Leaving aside the obvious differences between food and tobacco, which are colossal  there is no reason whatsoever why the link between smoking and lung cancer should have led to a ban on smoking in 'public' places fifty years earlier. The justification for the smoking ban came from the (admittedly flimsy) evidence about passive smoking that was published several decades later. Granted, there was an unspoken goal of making smoking so inconvenient for people that they would quit, but that was not the given reason. In any case, the ban did not lead to smokers quitting. In Ireland, the smoking rate increased while in the UK the smoking rate flat-lined. Some "impact".

There is simply no parallel between the smoking ban and Malhotra's plans for 'obesity control'. The only reason he cites it—as he has before—is that it is the prime example of a government acting in an illiberal and draconian manner on the basis of feeble evidence as a result of lobbying from monomaniacs like himself. His justification for using the force of the state to change eating habits is that the state already uses force to change smoking habits. This is the 'domino effect' logic in a nutshell.

The food industry should let people like this starve.

7 comments:

Ivan D said...

The excessive use of MUST and SHOULD on his twitter feed is really disturbing. I believe that he probably needs help. I would say that he is deserving of our pity but that would be a mistake because people like him have a dangerous amount of influence in our society. He is an obsessive, unbalanced extremist but that has not stopped Stanton Glantz so far.

Unknown said...

"...The food industry should let people like this starve..."

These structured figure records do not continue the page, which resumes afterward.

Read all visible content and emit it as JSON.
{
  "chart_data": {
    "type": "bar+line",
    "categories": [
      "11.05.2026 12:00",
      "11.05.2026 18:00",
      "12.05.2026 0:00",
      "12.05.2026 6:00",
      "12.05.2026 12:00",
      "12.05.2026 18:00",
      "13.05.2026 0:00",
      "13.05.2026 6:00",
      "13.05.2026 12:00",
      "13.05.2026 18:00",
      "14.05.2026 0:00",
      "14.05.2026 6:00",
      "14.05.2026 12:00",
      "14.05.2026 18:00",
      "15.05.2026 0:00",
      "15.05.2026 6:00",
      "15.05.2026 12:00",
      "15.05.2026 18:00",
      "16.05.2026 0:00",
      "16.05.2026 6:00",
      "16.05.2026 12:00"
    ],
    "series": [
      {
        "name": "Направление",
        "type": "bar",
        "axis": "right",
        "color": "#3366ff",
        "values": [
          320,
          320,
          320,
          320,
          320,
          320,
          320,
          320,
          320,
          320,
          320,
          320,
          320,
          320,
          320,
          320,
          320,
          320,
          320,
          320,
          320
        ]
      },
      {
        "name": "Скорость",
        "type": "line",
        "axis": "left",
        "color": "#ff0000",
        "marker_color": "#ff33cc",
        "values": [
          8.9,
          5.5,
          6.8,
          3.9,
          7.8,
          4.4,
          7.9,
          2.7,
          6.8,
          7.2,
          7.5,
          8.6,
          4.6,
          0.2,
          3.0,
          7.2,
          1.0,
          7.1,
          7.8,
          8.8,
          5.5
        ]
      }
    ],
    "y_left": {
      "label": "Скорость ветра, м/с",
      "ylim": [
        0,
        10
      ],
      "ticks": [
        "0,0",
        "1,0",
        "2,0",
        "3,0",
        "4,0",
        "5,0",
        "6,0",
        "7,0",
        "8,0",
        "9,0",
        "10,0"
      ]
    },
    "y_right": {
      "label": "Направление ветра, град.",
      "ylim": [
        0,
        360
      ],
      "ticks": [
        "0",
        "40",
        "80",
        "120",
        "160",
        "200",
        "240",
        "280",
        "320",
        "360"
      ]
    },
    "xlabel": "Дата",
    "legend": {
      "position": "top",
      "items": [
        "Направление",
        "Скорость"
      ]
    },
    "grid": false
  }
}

The food industry should 'accidentally' make a few dozen Malhotra burgers, who'd know?

nisakiman said...

Malhotra lasagna, perhaps? With a touch of oriental spice?

Ivan D said...

I note that the hypocrite Martin McKee appears to be a fan of Malhotra. McKee is a far more dangerous proposition because he is unethical, dishonest and manipulative but hides behind a facade of respectability.

He does so at our expense of course, from an ivory tower at LSHTM. I think that you covered his appalling article on "denialism" a few years ago.

JohnB said...

OT

It just doesn’t stop (particularly under this current Labor/Greens government).

Government could control taste of cigarettes, raise taxes in battle against smoking
http://www.heraldsun.com.au/news/national/government-could-control-taste-of-cigarettes-raise-taxes-in-battle-against-smoking/story-fncynkc6-1226574529787

And right there, slap bang in the middle of the article, is the Chapman Trick. For those not familiar with the trick, see comments by “magnetic01” at:
http://cfrankdavis.wordpress.com/2012/06/12/doctors-in-name-only/#comments
http://cfrankdavis.wordpress.com/2012/07/29/5894/
http://cfrankdavis.wordpress.com/2012/08/14/tobacco-shoots-up/

JohnB said...

Australia is an excellent example of how utterly dominated a government health bureaucracy can become by zealots and vested financial interests (e.g., Gigantic Pharma). The fanatics/zealots/extremists in Australia (e.g., Crapman, the Daubster) must have regular belly laughs at how all too easy it’s been to bamboozle politicians/media/public into antismoking conformity, particularly this current lot of Labor/Greens politicians.

JohnB said...

Correction:

“…… particularly this current lot of Labor/Greens politicians.”

should read

“…..particularly this current lot of half-wit Labor/Greens politicians.”